J’ai vécu ma jeunesse dans un environnement où il y avait la culture du non gâchis et où les dépenses allaient à l’essentiel. Pas de voiture, pas de télé, mais maison, nourriture, études des enfants. J’ai voulu un niveau de vie supérieur, choisi une épouse qui travaille ; nous avons gagné de l’argent, mais je reste dans la culture du non gâchis et de la dépense durable. J’ai mesuré la vanité du conseil en gestion de patrimoine. Tant que notre train de vie n’est pas affecté, j’accepte assez facilement les mauvais résultats de placements.
Je ne suis pas inquiet pour nos enfants, car ils ne se sont pas construits comme nous et seront mieux préparés à une décroissance, même si elle doit être accompagnée de conflits.

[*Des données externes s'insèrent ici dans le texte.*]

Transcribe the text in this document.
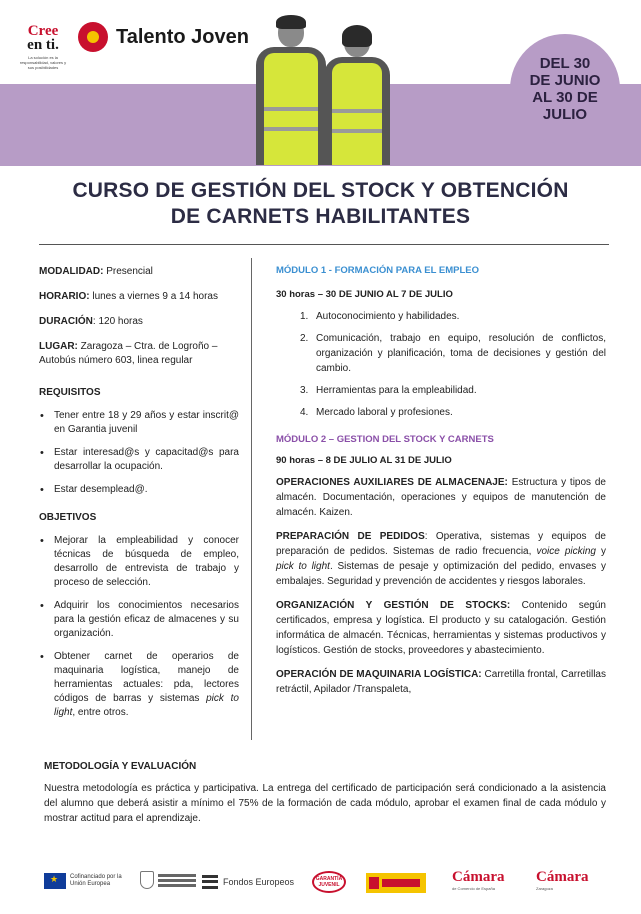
Cree
en ti.
La solución es la responsabilidad, valores y sus posibilidades
Talento Joven
DEL 30
DE JUNIO
AL 30 DE
JULIO
CURSO DE GESTIÓN DEL STOCK Y OBTENCIÓN
DE CARNETS HABILITANTES
MODALIDAD: Presencial
HORARIO: lunes a viernes 9 a 14 horas
DURACIÓN: 120 horas
LUGAR: Zaragoza – Ctra. de Logroño – Autobús número 603, linea regular
REQUISITOS
• Tener entre 18 y 29 años y estar inscrit@ en Garantia juvenil
• Estar interesad@s y capacitad@s para desarrollar la ocupación.
• Estar desemplead@.
OBJETIVOS
• Mejorar la empleabilidad y conocer técnicas de búsqueda de empleo, desarrollo de entrevista de trabajo y proceso de selección.
• Adquirir los conocimientos necesarios para la gestión eficaz de almacenes y su organización.
• Obtener carnet de operarios de maquinaria logística, manejo de herramientas actuales: pda, lectores códigos de barras y sistemas pick to light, entre otros.
MÓDULO 1 - FORMACIÓN PARA EL EMPLEO
30 horas – 30 DE JUNIO AL 7 DE JULIO
1. Autoconocimiento y habilidades.
2. Comunicación, trabajo en equipo, resolución de conflictos, organización y planificación, toma de decisiones y gestión del cambio.
3. Herramientas para la empleabilidad.
4. Mercado laboral y profesiones.
MÓDULO 2 – GESTION DEL STOCK Y CARNETS
90 horas – 8 DE JULIO AL 31 DE JULIO
OPERACIONES AUXILIARES DE ALMACENAJE: Estructura y tipos de almacén. Documentación, operaciones y equipos de manutención de almacén. Kaizen.
PREPARACIÓN DE PEDIDOS: Operativa, sistemas y equipos de preparación de pedidos. Sistemas de radio frecuencia, voice picking y pick to light. Sistemas de pesaje y optimización del pedido, envases y embalajes. Seguridad y prevención de accidentes y riesgos laborales.
ORGANIZACIÓN Y GESTIÓN DE STOCKS: Contenido según certificados, empresa y logística. El producto y su catalogación. Gestión informática de almacén. Técnicas, herramientas y sistemas productivos y logísticos. Gestión de stocks, proveedores y abastecimiento.
OPERACIÓN DE MAQUINARIA LOGÍSTICA: Carretilla frontal, Carretillas retráctil, Apilador /Transpaleta,
METODOLOGÍA Y EVALUACIÓN
Nuestra metodología es práctica y participativa. La entrega del certificado de participación será condicionado a la asistencia del alumno que deberá asistir a mínimo el 75% de la formación de cada módulo, aprobar el examen final de cada módulo y mostrar actitud para el aprendizaje.
★
Cofinanciado por la Unión Europea	Fondos Europeos	GARANTÍA JUVENIL	Cámara
de Comercio de España
Cámara
Zaragoza
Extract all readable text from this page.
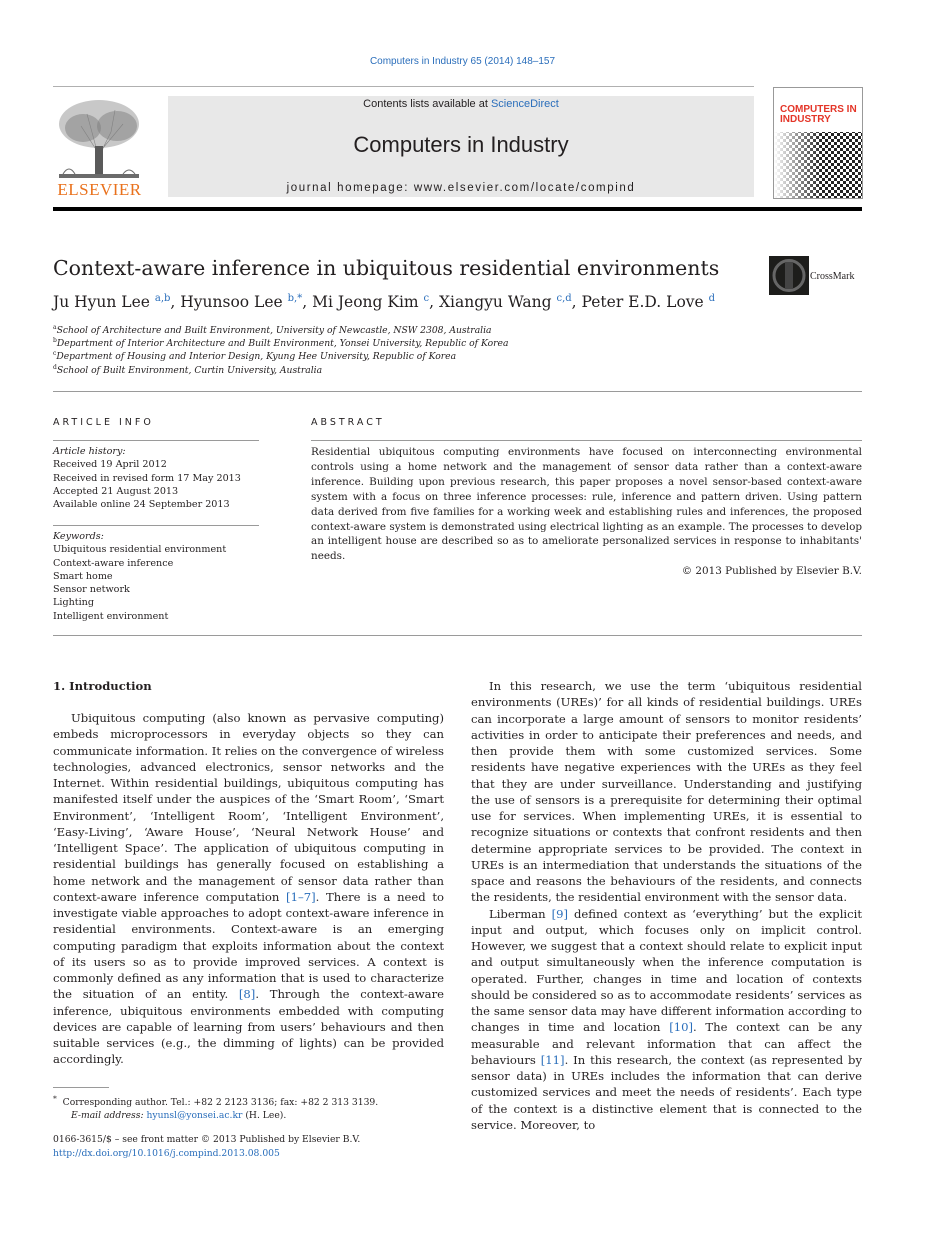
Computers in Industry 65 (2014) 148–157
ELSEVIER
Contents lists available at ScienceDirect
Computers in Industry
journal homepage: www.elsevier.com/locate/compind
COMPUTERS IN INDUSTRY
Context-aware inference in ubiquitous residential environments	CrossMark
Ju Hyun Lee $^{a,b}$, Hyunsoo Lee $^{b,*}$, Mi Jeong Kim $^c$, Xiangyu Wang $^{c,d}$, Peter E.D. Love $^d$
$^a$School of Architecture and Built Environment, University of Newcastle, NSW 2308, Australia
$^b$Department of Interior Architecture and Built Environment, Yonsei University, Republic of Korea
$^c$Department of Housing and Interior Design, Kyung Hee University, Republic of Korea
$^d$School of Built Environment, Curtin University, Australia
ARTICLE INFO
Article history:
Received 19 April 2012
Received in revised form 17 May 2013
Accepted 21 August 2013
Available online 24 September 2013
Keywords:
Ubiquitous residential environment
Context-aware inference
Smart home
Sensor network
Lighting
Intelligent environment
ABSTRACT
Residential ubiquitous computing environments have focused on interconnecting environmental controls using a home network and the management of sensor data rather than a context-aware inference. Building upon previous research, this paper proposes a novel sensor-based context-aware system with a focus on three inference processes: rule, inference and pattern driven. Using pattern data derived from five families for a working week and establishing rules and inferences, the proposed context-aware system is demonstrated using electrical lighting as an example. The processes to develop an intelligent house are described so as to ameliorate personalized services in response to inhabitants' needs.
© 2013 Published by Elsevier B.V.
1. Introduction

Ubiquitous computing (also known as pervasive computing) embeds microprocessors in everyday objects so they can communicate information. It relies on the convergence of wireless technologies, advanced electronics, sensor networks and the Internet. Within residential buildings, ubiquitous computing has manifested itself under the auspices of the ‘Smart Room’, ‘Smart Environment’, ‘Intelligent Room’, ‘Intelligent Environment’, ‘Easy-Living’, ‘Aware House’, ‘Neural Network House’ and ‘Intelligent Space’. The application of ubiquitous computing in residential buildings has generally focused on establishing a home network and the management of sensor data rather than context-aware inference computation [1–7]. There is a need to investigate viable approaches to adopt context-aware inference in residential environments. Context-aware is an emerging computing paradigm that exploits information about the context of its users so as to provide improved services. A context is commonly defined as any information that is used to characterize the situation of an entity. [8]. Through the context-aware inference, ubiquitous environments embedded with computing devices are capable of learning from users’ behaviours and then suitable services (e.g., the dimming of lights) can be provided accordingly.

In this research, we use the term ‘ubiquitous residential environments (UREs)’ for all kinds of residential buildings. UREs can incorporate a large amount of sensors to monitor residents’ activities in order to anticipate their preferences and needs, and then provide them with some customized services. Some residents have negative experiences with the UREs as they feel that they are under surveillance. Understanding and justifying the use of sensors is a prerequisite for determining their optimal use for services. When implementing UREs, it is essential to recognize situations or contexts that confront residents and then determine appropriate services to be provided. The context in UREs is an intermediation that understands the situations of the space and reasons the behaviours of the residents, and connects the residents, the residential environment with the sensor data.

Liberman [9] defined context as ‘everything’ but the explicit input and output, which focuses only on implicit control. However, we suggest that a context should relate to explicit input and output simultaneously when the inference computation is operated. Further, changes in time and location of contexts should be considered so as to accommodate residents’ services as the same sensor data may have different information according to changes in time and location [10]. The context can be any measurable and relevant information that can affect the behaviours [11]. In this research, the context (as represented by sensor data) in UREs includes the information that can derive customized services and meet the needs of residents’. Each type of the context is a distinctive element that is connected to the service. Moreover, to

* Corresponding author. Tel.: +82 2 2123 3136; fax: +82 2 313 3139.
E-mail address: hyunsl@yonsei.ac.kr (H. Lee).
0166-3615/$ – see front matter © 2013 Published by Elsevier B.V.
http://dx.doi.org/10.1016/j.compind.2013.08.005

Ma mère a été mise au travail à 10 ans par ses parents qui récupéraient ses revenus. Côté paternel, un aïeul a dilapidé toute la fortune dont il avait hérité. J’ai été élevée en pension et forgée pour travailler et réussir. Ma mère vivait dans les paillettes et m’a donné le goût du luxe et la volonté de réussir qui ont fini par me passer avec le temps. J’aime toujours les bijoux, mais je n’éprouve pas le besoin de montrer une quelconque réussite. Je ne crains pas la décroissance économique liée à la retraite. Notre fils gagne peu, mais a des plaisirs simples et peu de besoins. Notre fille, très économe au départ se lâche, mais reste raisonnable. Beaucoup de gens de notre génération ont travaillé dur pour finalement se faire jeter. C’est bien que nos enfants voient la vie autrement.
La décroissance, c’est quand on a le sentiment d’être déclassé. J’ai peur qu’une décroissance imposée laisse des traces. En matière d’éducation, j’ai profité des progrès faits dans mon antériorité. À la fac, après la peur de la confrontation avec les jeunes étudiants, j’ai été rassurée, mais je trouve la fac moribonde, à cause de l’égoïsme de certains. Je suis contente d’en profiter, mais sans espoir de pérennité. Je n’ai pas de crainte pour mes enfants : ils ont leurs ressources propres et des parcours de vie différents.
Dans la famille, il fallait tout partager, même les fruits, et il y avait la culture de l’anti gâchis. J’ai dû me payer mon permis de conduire. Mes parents en ont été surpris, après quoi ils l’ont payé à mes cadets qui ont, de façon générale, eu une vie plus facile que moi. J’ai eu des hauts et des bas en termes de travail et de ressources, au point d’être un temps travailleur saisonnier pour acquérir des droits à la retraite. À la campagne on peut vivre pour pas cher et s’habiller simplement ; je suis pour la vie simple.
Pour moi, la croissance, c’est faire plus de choses à valeur égale. Quand j’étais jeune, il fallait économiser beaucoup pour arriver à faire quelque chose. Je suis parti de rien et j’ai dû apprendre à m’en sortir ; j’ai pu économiser et je ne crains donc pas pour moi. Je pense que la croissance va s’arrêter à un palier.
Je suis d’une famille modeste, mais je n’ai manqué de rien. Mon père a construit la maison, la caravane, et réparait les autos. Je pense qu’on s’adaptera aux variations de croissance ou décroissance, mais je ne suis pas serein sur le devenir du monde ; je crains que les volontés de « piquage » des richesses l’emporteront sur celles du partage (la crise des surprimes, par exemple). La Chine est pour moi un sujet d’inquiétude.
Je suis d’accord sur le fait que notre monde est fragile et dépendant de l’énergie. Je pense qu’on n’a pas les moyens d’affronter un conflit majeur. La décroissance, c’est aussi la désillusion sur la démocratie et la république. Les idées de social démocratie qui sont les miennes ne marchent pas. C’est pour ça que je suis en décroissance.